The ubiquitous dot of western desert art is present in Ronnie's work too. There were times when it was presented as an individual unit, side by side with other dots forming linear pattern in his work. But this has given over to a technique where each dot overlaps the next forming bands of pulsing energy. Coupled with his tendency to run two or three lines of the same colour together the effect is often more of a pulsing band as the thick and thin of the paint and the tiny spaces between lines all add their effects. Recently their have also been works where he has abandoned dots altogether and simply painted lines. This has led to different distribution of the paint within the linear bands and new effect, especially when combined with 'dot' techniques.


To view Tjampitjinpa's work in terms of its component structural parts is not enough. His paintings are imbued with a strength and determination that underlies all the formal considerations. These are not anthropomorphic depictions of a Pintubi tradition, they are Ronnie Tjampitjinpa's paintings of today. When we think of Ronnie Tjampitjinpa we should not evoke the romantic notion of the tribal aboriginal living in the remote deserts of central Australia untouched by the outside world.

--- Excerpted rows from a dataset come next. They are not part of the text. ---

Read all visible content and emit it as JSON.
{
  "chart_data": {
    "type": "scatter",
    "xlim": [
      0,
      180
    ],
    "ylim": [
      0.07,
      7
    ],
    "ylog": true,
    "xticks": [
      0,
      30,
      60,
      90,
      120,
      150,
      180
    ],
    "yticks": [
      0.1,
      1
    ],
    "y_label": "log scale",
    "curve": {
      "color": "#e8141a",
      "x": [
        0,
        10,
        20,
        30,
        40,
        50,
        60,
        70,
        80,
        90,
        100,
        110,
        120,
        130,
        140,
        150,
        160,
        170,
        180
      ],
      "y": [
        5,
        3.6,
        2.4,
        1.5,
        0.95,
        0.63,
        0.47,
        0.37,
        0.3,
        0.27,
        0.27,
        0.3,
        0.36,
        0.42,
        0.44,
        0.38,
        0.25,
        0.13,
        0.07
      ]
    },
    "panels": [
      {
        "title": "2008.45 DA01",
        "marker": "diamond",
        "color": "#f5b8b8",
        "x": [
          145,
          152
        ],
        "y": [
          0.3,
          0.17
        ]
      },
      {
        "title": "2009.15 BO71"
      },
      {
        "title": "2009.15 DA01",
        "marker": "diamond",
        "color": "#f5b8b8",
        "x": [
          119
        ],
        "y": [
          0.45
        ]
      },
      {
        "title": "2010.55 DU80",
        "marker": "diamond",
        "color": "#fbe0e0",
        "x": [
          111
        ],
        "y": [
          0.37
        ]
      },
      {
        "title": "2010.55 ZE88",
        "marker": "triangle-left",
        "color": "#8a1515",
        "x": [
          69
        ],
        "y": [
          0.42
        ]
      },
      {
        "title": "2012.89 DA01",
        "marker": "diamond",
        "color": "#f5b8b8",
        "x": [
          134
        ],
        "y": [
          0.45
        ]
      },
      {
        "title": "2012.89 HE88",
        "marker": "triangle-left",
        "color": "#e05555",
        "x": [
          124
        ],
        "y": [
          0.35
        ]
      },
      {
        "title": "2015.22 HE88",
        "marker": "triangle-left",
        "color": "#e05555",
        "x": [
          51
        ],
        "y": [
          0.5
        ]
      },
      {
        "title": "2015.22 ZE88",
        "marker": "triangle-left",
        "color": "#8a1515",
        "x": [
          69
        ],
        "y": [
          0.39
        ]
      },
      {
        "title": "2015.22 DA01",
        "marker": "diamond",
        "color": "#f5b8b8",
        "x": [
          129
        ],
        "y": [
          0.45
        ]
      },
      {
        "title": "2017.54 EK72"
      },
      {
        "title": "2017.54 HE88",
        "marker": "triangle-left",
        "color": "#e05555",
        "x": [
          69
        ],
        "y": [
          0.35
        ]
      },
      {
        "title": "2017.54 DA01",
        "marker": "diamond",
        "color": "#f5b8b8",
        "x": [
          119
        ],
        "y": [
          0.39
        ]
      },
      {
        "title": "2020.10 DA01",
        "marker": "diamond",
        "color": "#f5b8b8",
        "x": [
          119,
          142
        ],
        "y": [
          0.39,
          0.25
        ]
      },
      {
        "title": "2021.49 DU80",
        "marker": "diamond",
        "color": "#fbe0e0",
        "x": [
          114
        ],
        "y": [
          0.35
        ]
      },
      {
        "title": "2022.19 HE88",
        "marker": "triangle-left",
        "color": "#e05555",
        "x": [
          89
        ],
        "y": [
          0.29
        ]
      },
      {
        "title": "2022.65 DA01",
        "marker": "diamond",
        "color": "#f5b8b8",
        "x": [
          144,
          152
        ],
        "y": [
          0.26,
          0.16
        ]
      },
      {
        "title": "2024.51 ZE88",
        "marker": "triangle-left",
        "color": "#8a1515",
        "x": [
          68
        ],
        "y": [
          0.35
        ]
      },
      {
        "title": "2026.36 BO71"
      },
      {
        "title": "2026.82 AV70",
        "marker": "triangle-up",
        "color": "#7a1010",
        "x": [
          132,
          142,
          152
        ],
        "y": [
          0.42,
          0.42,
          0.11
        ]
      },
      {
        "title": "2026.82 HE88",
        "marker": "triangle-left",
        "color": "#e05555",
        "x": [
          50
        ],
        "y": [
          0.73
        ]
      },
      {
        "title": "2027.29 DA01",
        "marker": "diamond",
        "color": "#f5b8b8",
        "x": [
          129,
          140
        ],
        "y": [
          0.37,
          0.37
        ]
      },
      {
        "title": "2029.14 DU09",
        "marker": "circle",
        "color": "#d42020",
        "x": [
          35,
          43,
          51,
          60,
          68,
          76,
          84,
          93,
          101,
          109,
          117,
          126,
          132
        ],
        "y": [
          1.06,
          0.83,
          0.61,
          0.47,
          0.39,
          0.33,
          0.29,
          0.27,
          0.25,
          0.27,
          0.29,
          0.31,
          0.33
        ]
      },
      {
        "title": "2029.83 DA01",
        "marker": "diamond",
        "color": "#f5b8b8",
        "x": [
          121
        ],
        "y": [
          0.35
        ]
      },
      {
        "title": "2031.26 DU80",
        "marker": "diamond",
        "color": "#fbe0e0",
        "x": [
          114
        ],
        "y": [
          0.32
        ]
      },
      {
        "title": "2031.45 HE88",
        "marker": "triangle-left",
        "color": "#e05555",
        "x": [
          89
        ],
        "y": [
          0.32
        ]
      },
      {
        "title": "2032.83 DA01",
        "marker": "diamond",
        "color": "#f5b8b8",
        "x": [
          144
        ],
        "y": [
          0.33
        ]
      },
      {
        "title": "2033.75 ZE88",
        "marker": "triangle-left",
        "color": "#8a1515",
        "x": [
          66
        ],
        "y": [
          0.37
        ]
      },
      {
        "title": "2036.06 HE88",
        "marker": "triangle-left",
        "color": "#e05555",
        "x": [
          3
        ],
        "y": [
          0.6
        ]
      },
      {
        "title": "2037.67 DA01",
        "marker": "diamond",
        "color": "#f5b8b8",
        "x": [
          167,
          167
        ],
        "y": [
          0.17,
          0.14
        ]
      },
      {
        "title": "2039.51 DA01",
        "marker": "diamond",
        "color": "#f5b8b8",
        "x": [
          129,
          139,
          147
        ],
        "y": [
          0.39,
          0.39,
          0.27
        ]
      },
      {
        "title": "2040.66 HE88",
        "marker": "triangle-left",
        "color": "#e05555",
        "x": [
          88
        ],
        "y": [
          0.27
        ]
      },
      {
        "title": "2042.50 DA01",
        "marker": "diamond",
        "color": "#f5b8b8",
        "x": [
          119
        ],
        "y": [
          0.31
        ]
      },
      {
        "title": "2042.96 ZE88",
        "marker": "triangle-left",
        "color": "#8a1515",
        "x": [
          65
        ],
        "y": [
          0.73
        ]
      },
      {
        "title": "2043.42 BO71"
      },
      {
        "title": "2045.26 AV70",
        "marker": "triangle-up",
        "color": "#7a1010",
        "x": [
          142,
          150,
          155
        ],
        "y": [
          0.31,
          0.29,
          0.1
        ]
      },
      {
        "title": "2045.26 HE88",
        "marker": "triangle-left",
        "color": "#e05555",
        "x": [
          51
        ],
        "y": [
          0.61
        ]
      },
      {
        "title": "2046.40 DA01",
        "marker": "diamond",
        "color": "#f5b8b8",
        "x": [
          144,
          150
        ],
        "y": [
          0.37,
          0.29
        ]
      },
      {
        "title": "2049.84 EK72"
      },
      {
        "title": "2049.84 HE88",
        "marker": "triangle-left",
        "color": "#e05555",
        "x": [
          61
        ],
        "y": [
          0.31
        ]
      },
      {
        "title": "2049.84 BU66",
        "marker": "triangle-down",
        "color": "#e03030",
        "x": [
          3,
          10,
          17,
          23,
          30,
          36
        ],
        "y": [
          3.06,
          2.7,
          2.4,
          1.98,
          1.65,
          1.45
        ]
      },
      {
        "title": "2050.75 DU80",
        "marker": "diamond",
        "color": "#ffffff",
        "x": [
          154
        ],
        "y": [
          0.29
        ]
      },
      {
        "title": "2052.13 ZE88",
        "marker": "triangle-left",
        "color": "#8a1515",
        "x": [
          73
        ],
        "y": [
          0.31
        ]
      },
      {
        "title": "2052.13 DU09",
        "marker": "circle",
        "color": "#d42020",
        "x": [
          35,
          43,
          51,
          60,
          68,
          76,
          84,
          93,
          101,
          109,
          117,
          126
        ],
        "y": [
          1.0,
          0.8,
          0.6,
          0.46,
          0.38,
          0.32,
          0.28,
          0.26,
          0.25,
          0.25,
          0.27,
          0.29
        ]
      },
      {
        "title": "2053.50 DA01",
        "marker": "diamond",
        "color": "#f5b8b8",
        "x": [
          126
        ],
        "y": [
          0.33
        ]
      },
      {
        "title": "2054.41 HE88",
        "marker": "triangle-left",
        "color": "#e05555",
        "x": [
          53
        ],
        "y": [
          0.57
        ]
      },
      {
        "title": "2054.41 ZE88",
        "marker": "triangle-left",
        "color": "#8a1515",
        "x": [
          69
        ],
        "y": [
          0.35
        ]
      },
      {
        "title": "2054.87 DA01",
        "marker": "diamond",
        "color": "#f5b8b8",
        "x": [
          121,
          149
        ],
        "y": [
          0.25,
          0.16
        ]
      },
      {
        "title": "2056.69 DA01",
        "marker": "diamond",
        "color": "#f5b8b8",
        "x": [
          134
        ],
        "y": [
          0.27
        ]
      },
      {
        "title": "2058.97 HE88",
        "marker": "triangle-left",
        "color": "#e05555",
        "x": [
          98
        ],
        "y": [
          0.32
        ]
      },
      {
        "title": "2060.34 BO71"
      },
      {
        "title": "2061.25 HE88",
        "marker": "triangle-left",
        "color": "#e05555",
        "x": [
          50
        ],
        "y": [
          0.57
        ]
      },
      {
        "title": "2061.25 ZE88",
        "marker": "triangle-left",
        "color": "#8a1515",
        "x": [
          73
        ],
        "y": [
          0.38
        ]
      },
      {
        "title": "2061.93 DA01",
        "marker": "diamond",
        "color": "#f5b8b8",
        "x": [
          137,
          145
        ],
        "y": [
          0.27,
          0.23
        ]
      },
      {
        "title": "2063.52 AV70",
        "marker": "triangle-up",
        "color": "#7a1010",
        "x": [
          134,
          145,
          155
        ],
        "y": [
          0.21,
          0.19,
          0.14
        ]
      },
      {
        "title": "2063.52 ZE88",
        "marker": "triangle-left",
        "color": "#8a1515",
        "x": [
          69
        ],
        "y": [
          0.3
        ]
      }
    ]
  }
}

Think more of a man roaring across thousands of miles of country in his four wheel drive with his spears strapped to the roof rack and paintings in the back.


Ronnie Tjampitjinpa is undoubtedly one of Australia's foremost abstract painters. That his unique work a has emerged from some of Australia's remotest parts, without any art school training or exposure or education in the western tradition of contemporary art is all the more amazing.